Beset by thinning pipelines, patent expirations and pricing pressures, the pharmaceutical industry has shed tens of thousands of jobs over the past several years. And given rising costs and strategic challenges, it is hardly surprising that the surviving employees are anxious about their jobs. A new poll shows that 44 percent worry they may become 'redundant' over the next 12 months.
The poll was conducted late last year, before the latest round of industry layoffs, by the way. Since then, Challenger Gray & Christmas noted that 4,071 pharma jobs were eliminated in January in the US alone, the third-highest industry tally, behind retailing and the financial sector (look here). This did not count, for instance, thousands more planned job cuts announced by AstraZeneca (see this).
Asked if they expect staffing levels to increase, decrease or stay the same over the next year, an optimistic 50 percent of those surveyed said their crystal balls show everything remaining constant. But nearly 32 percent foresee a decrease and just 19 percent look for an increase, according to Pharma IQ, which surveyed 535 industry employees during the waning weeks of 2011.
About 48 percent noted their departments had not been downsized.
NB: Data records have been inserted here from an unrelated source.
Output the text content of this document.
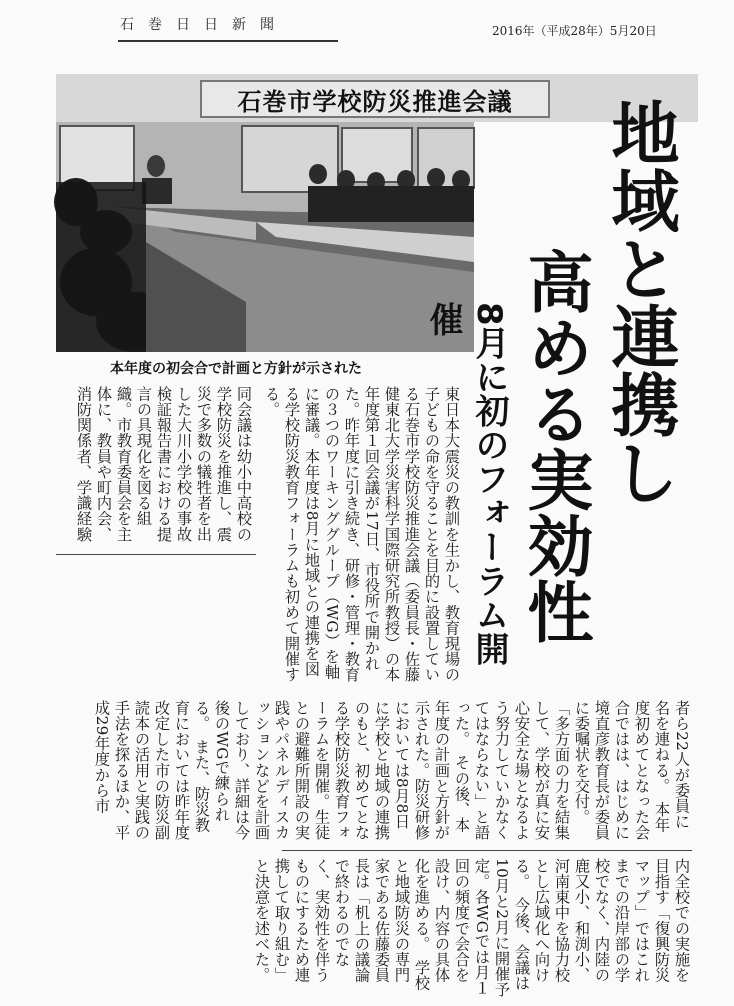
石巻日日新聞	2016年（平成28年）5月20日
石巻市学校防災推進会議
本年度の初会合で計画と方針が示された	地域と連携し
高める実効性
8月に初のフォーラム開催
東日本大震災の教訓を生かし、教育現場の子どもの命を守ることを目的に設置している石巻市学校防災推進会議（委員長・佐藤健東北大学災害科学国際研究所教授）の本年度第１回会議が17日、市役所で開かれた。昨年度に引き続き、研修・管理・教育の３つのワーキンググループ（WG）を軸に審議。本年度は8月に地域との連携を図る学校防災教育フォーラムも初めて開催する。
同会議は幼小中高校の学校防災を推進し、震災で多数の犠牲者を出した大川小学校の事故検証報告書における提言の具現化を図る組織。市教育委員会を主体に、教員や町内会、消防関係者、学識経験
者ら22人が委員に名を連ねる。　本年度初めてとなった会合ではは、はじめに境直彦教育長が委員に委嘱状を交付。「多方面の力を結集して、学校が真に安心安全な場となるよう努力していかなくてはならない」と語った。　その後、本年度の計画と方針が示された。防災研修においては8月8日に学校と地域の連携のもと、初めてとなる学校防災教育フォーラムを開催。生徒との避難所開設の実践やパネルディスカッションなどを計画しており、詳細は今後のWGで練られる。　また、防災教育においては昨年度改定した市の防災副読本の活用と実践の手法を探るほか、平成29年度から市
内全校での実施を目指す「復興防災マップ」ではこれまでの沿岸部の学校でなく、内陸の鹿又小、和渕小、河南東中を協力校とし広域化へ向ける。　今後、会議は10月と2月に開催予定。各WGでは月１回の頻度で会合を設け、内容の具体化を進める。　学校と地域防災の専門家である佐藤委員長は「机上の議論で終わるのでなく、実効性を伴うものにするため連携して取り組む」と決意を述べた。
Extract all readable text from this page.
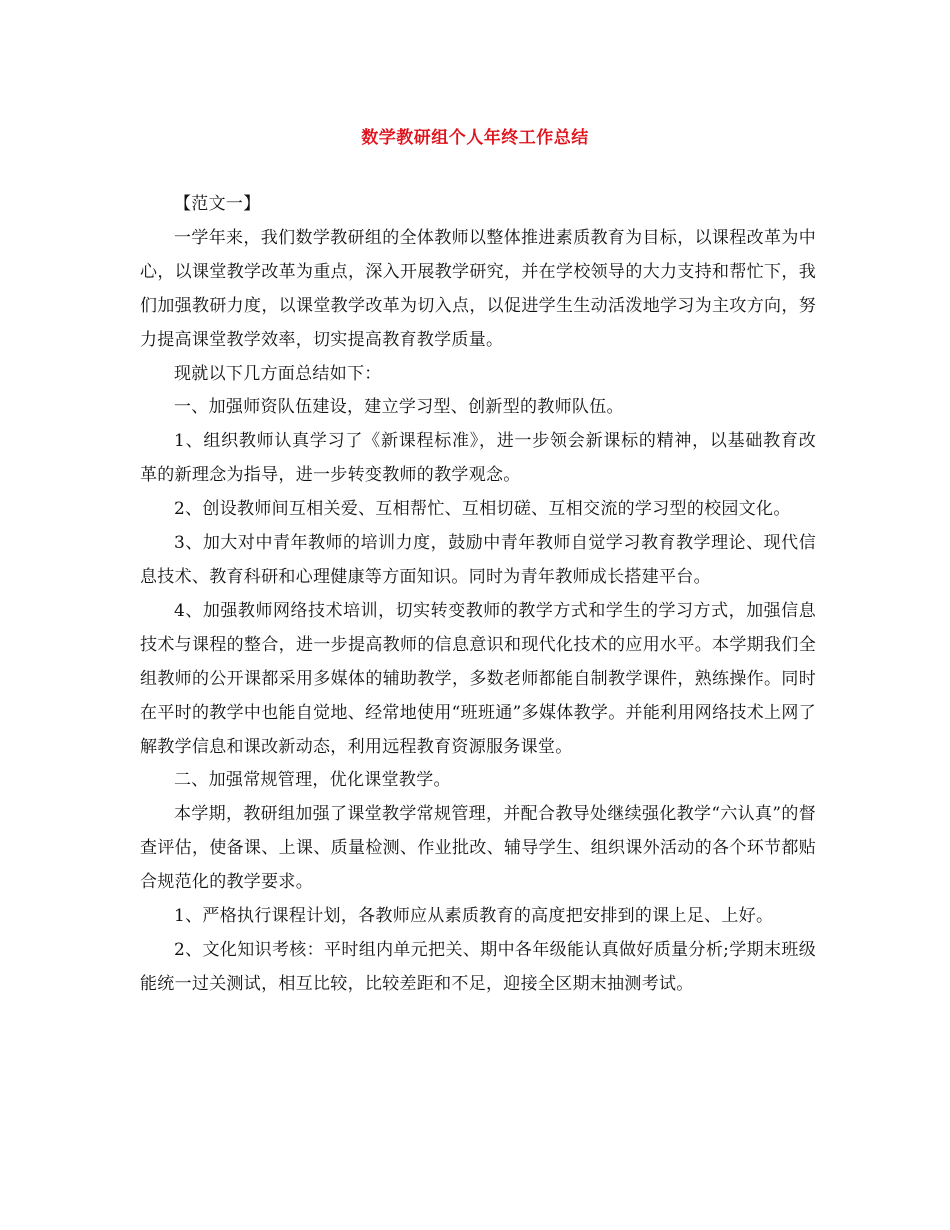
数学教研组个人年终工作总结

【范文一】

一学年来，我们数学教研组的全体教师以整体推进素质教育为目标，以课程改革为中心，以课堂教学改革为重点，深入开展教学研究，并在学校领导的大力支持和帮忙下，我们加强教研力度，以课堂教学改革为切入点，以促进学生生动活泼地学习为主攻方向，努力提高课堂教学效率，切实提高教育教学质量。

现就以下几方面总结如下：

一、加强师资队伍建设，建立学习型、创新型的教师队伍。

1、组织教师认真学习了《新课程标准》，进一步领会新课标的精神，以基础教育改革的新理念为指导，进一步转变教师的教学观念。

2、创设教师间互相关爱、互相帮忙、互相切磋、互相交流的学习型的校园文化。

3、加大对中青年教师的培训力度，鼓励中青年教师自觉学习教育教学理论、现代信息技术、教育科研和心理健康等方面知识。同时为青年教师成长搭建平台。

4、加强教师网络技术培训，切实转变教师的教学方式和学生的学习方式，加强信息技术与课程的整合，进一步提高教师的信息意识和现代化技术的应用水平。本学期我们全组教师的公开课都采用多媒体的辅助教学，多数老师都能自制教学课件，熟练操作。同时在平时的教学中也能自觉地、经常地使用“班班通”多媒体教学。并能利用网络技术上网了解教学信息和课改新动态，利用远程教育资源服务课堂。

二、加强常规管理，优化课堂教学。

本学期，教研组加强了课堂教学常规管理，并配合教导处继续强化教学“六认真”的督查评估，使备课、上课、质量检测、作业批改、辅导学生、组织课外活动的各个环节都贴合规范化的教学要求。

1、严格执行课程计划，各教师应从素质教育的高度把安排到的课上足、上好。

2、文化知识考核：平时组内单元把关、期中各年级能认真做好质量分析;学期末班级能统一过关测试，相互比较，比较差距和不足，迎接全区期末抽测考试。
But of those whose departments were whacked, nearly 61 percent reported the job function was now being covered by a smaller number of people, while 25 percent pointed to outsourcing and another 10 percent say the job function had been moved to an emerging region.
Despite industry problems, more than 71 percent believe that pharma is undergoing a "dramatic change" due to the recession, with the US and Europe being hit equally hard. And nearly 48 percent think the industry is "ill-prepared to deal with another recession." Of course, timing is everything. Imagine if pipelines were flush and patents did not start expiring as the recent recession began.
Meanwhile, almost 40 percent believe that the R&D pre-clinical sector has taken the biggest hit during the recession. After that, 31 percent pointed to sales and marketing; 11 percent cited manufacturing; 11 percent named clinical work, and the remainder listed regulatory affairs, IT and distribution.
Where will investments be made? Nearly 31 percent of the respondents are betting on sales, while 22.5 chose R&D preclinical work and 21 percent cited clinical. Another 12 percent named manufacturing, while IT, distribution and regulator affairs garnered about 5 percent each. However, there was no consensus on marketing spending: 35 percent expect increased spending, 30 percent foresee a decrease and 35 percent say spending will remain static this year.
And despite the costs of bringing a drug to market, fewer than 20 percent expect their departmental budget to rise this year. Nearly 41 percent, though, expect a drop and a similar proportion do not see any change.
In case you were wondering, here is the composition of the respondents: nearly 28 percent came from the R&D preclinical sector, 15 percent from sales and marketing and 14 percent from clinical. The remainder came from others areas, including regulatory affairs, manufacturing, IT and distribution (you can read the complete report here).